Враги застыли, глядя неотрывно каждый в глаза другому, как будто в детской игре «мигни» (мигнуть, впрочем, сарга не смог бы даже и при желании, потому что у твари не было вовсе век)…
Арсений был безоружен… Демон взмахнул мечом – и опрокинулся хромированный столик на колесах, рассыпав по стерильному кафелю инструменты. Веспов успел переместиться в воздухе так, чтобы избежать удара. Демон перекинул меч в левую.
– Полетай!.. Ты обезоружен, я вижу. С тела, которое ты оставил, но которое – пока – все еще твое, сняли крест. Поэтому я теперь достану тебя всегда, как только по-настоящему захочу. Дарю тебе последние несколько минут. В течение их ты можешь насладиться созерцанием вида собственных внутренностей. Они – последнее, что ты видишь здесь. А там – я заверяют тебя – все уже надлежащим образом приготовлено для встречи героя. Все, изгнанные тобою, очень хорошо тебя помнят и они собрались на праздник. О, как они хотят отомстить!..
Вдруг Веспов увидел Дайну. Боковым зрением. Она проступила из воздуха справа от него. Коленопреклоненная. Неподвижная.
На ней был белый плащ изгоняющего. Ее глаза были закрыты и губы у нее шевелились: Дайна совершала молитву. А руки у нее были согнуты в локтях и повернуты ладонями вверх.
И на ладонях у нее лежал меч!
И Арсений вспомнил: она звонила ему, она настойчиво у него выспрашивала – когда, на который именно час назначена операция? Дайна хотела знать. Для того, чтобы молиться за него в этот час. Быть с ним. И она молилась. Она была с Изгоняющим здесь, сейчас… вне тела своего и вдали от любых сомнений… Такая сила в молитве. Такая воля в молитве русского человека, сосредоточенной во единое острие!
Душа ее была с Арсением здесь, а на теле Дайны был крест. И сила его преобразовалась в меч. И Дайна принесла этот меч на ладонях Веспову.
Арсений рассмеялся и протянул руку, чтобы взять меч. Едва ли даже он сейчас особенно удивился. Арсению казалось теперь, что ведь он изначально знал, что так все оно и будет.
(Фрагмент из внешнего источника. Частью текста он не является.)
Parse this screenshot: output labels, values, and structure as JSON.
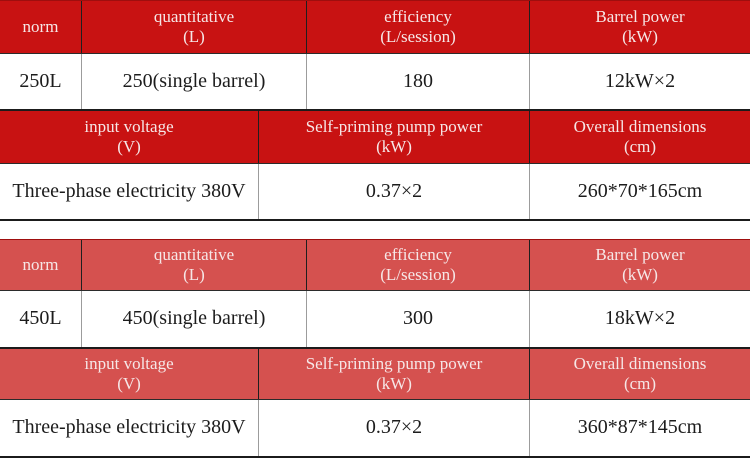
{
  "colors": {
    "header_red_dark": "#c81212",
    "header_red_light": "#d5514f",
    "header_text": "#f6e7e7",
    "data_text": "#1c1c1c",
    "header_separator": "#1f1f1f",
    "data_separator": "#9c9c9c",
    "row_border": "#1b1b1b",
    "background": "#ffffff"
  },
  "tables": [
    {
      "model": "250L",
      "spec_header": [
        {
          "line1": "norm",
          "line2": ""
        },
        {
          "line1": "quantitative",
          "line2": "(L)"
        },
        {
          "line1": "efficiency",
          "line2": "(L/session)"
        },
        {
          "line1": "Barrel power",
          "line2": "(kW)"
        }
      ],
      "spec_values": [
        "250L",
        "250(single barrel)",
        "180",
        "12kW×2"
      ],
      "detail_header": [
        {
          "line1": "input voltage",
          "line2": "(V)"
        },
        {
          "line1": "Self-priming pump power",
          "line2": "(kW)"
        },
        {
          "line1": "Overall dimensions",
          "line2": "(cm)"
        }
      ],
      "detail_values": [
        "Three-phase electricity 380V",
        "0.37×2",
        "260*70*165cm"
      ]
    },
    {
      "model": "450L",
      "spec_header": [
        {
          "line1": "norm",
          "line2": ""
        },
        {
          "line1": "quantitative",
          "line2": "(L)"
        },
        {
          "line1": "efficiency",
          "line2": "(L/session)"
        },
        {
          "line1": "Barrel power",
          "line2": "(kW)"
        }
      ],
      "spec_values": [
        "450L",
        "450(single barrel)",
        "300",
        "18kW×2"
      ],
      "detail_header": [
        {
          "line1": "input voltage",
          "line2": "(V)"
        },
        {
          "line1": "Self-priming pump power",
          "line2": "(kW)"
        },
        {
          "line1": "Overall dimensions",
          "line2": "(cm)"
        }
      ],
      "detail_values": [
        "Three-phase electricity 380V",
        "0.37×2",
        "360*87*145cm"
      ]
    }
  ]
}
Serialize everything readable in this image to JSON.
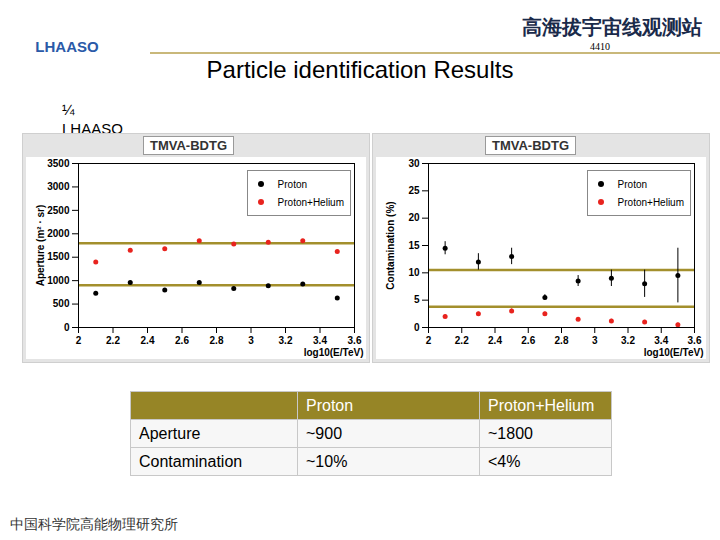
{
  "header": {
    "logo": "LHAASO",
    "banner": "高海拔宇宙线观测站",
    "page": "4410"
  },
  "title": "Particle identification Results",
  "subtitle_lines": [
    "¼",
    "LHAASO"
  ],
  "chart_data": [
    {
      "type": "scatter",
      "title": "TMVA-BDTG",
      "x_label": "log10(E/TeV)",
      "y_label": "Aperture (m² · sr)",
      "x": [
        2.1,
        2.3,
        2.5,
        2.7,
        2.9,
        3.1,
        3.3,
        3.5
      ],
      "series": [
        {
          "name": "Proton",
          "color": "#000000",
          "values": [
            730,
            960,
            800,
            960,
            830,
            890,
            930,
            630
          ]
        },
        {
          "name": "Proton+Helium",
          "color": "#e8231e",
          "values": [
            1400,
            1650,
            1680,
            1850,
            1780,
            1820,
            1850,
            1620
          ]
        }
      ],
      "reference_lines": [
        900,
        1800
      ],
      "xlim": [
        2,
        3.6
      ],
      "xticks": [
        2,
        2.2,
        2.4,
        2.6,
        2.8,
        3,
        3.2,
        3.4,
        3.6
      ],
      "ylim": [
        0,
        3500
      ],
      "yticks": [
        0,
        500,
        1000,
        1500,
        2000,
        2500,
        3000,
        3500
      ],
      "legend": "top-right",
      "marker": "circle"
    },
    {
      "type": "scatter",
      "title": "TMVA-BDTG",
      "x_label": "log10(E/TeV)",
      "y_label": "Contamination (%)",
      "x": [
        2.1,
        2.3,
        2.5,
        2.7,
        2.9,
        3.1,
        3.3,
        3.5
      ],
      "series": [
        {
          "name": "Proton",
          "color": "#000000",
          "values": [
            14.5,
            12,
            13,
            5.5,
            8.5,
            9,
            8,
            9.5
          ],
          "errors": [
            1.2,
            1.5,
            1.5,
            0.5,
            1,
            1.5,
            2.5,
            5
          ]
        },
        {
          "name": "Proton+Helium",
          "color": "#e8231e",
          "values": [
            2,
            2.5,
            3,
            2.5,
            1.5,
            1.2,
            1,
            0.5
          ],
          "errors": [
            0.3,
            0.3,
            0.4,
            0.3,
            0.3,
            0.3,
            0.3,
            0.3
          ]
        }
      ],
      "reference_lines": [
        10.5,
        3.8
      ],
      "xlim": [
        2,
        3.6
      ],
      "xticks": [
        2,
        2.2,
        2.4,
        2.6,
        2.8,
        3,
        3.2,
        3.4,
        3.6
      ],
      "ylim": [
        0,
        30
      ],
      "yticks": [
        0,
        5,
        10,
        15,
        20,
        25,
        30
      ],
      "legend": "top-right",
      "marker": "circle"
    }
  ],
  "table": {
    "columns": [
      "Proton",
      "Proton+Helium"
    ],
    "rows": [
      [
        "Aperture",
        "~900",
        "~1800"
      ],
      [
        "Contamination",
        "~10%",
        "<4%"
      ]
    ]
  },
  "footer": "中国科学院高能物理研究所"
}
Она же не могла оставить его… нет, она не могла!
Сарга издал дикий вопль досады и гнева. Он распластался в воздухе и нанес удар, пытаясь отрубить Изгоняющему руку, тянущуюся к рукояти меча. Но демон опоздал: зазубрина серповидного клинка снесла лишь половину фаланги безымянного пальца Веспова.
Арсений не уронил меч. И даже не почувствовал, почти, боли. Он перекувырнулся в воздухе и сам теперь изготовился для удара. И демон отскочил прочь и сжался, топорща иглы, переливающиеся тусклым железным блеском. Он стал как будто бы меньше. Сарга излучал поток ненависти, страха и злобы, его трясло…
– Знаешь, бес, – проговорил изгоняющий, улыбнувшись. – Мужу, которого не оставила жена в несчастье… такому мужу, ты знаешь, очень везет в бою.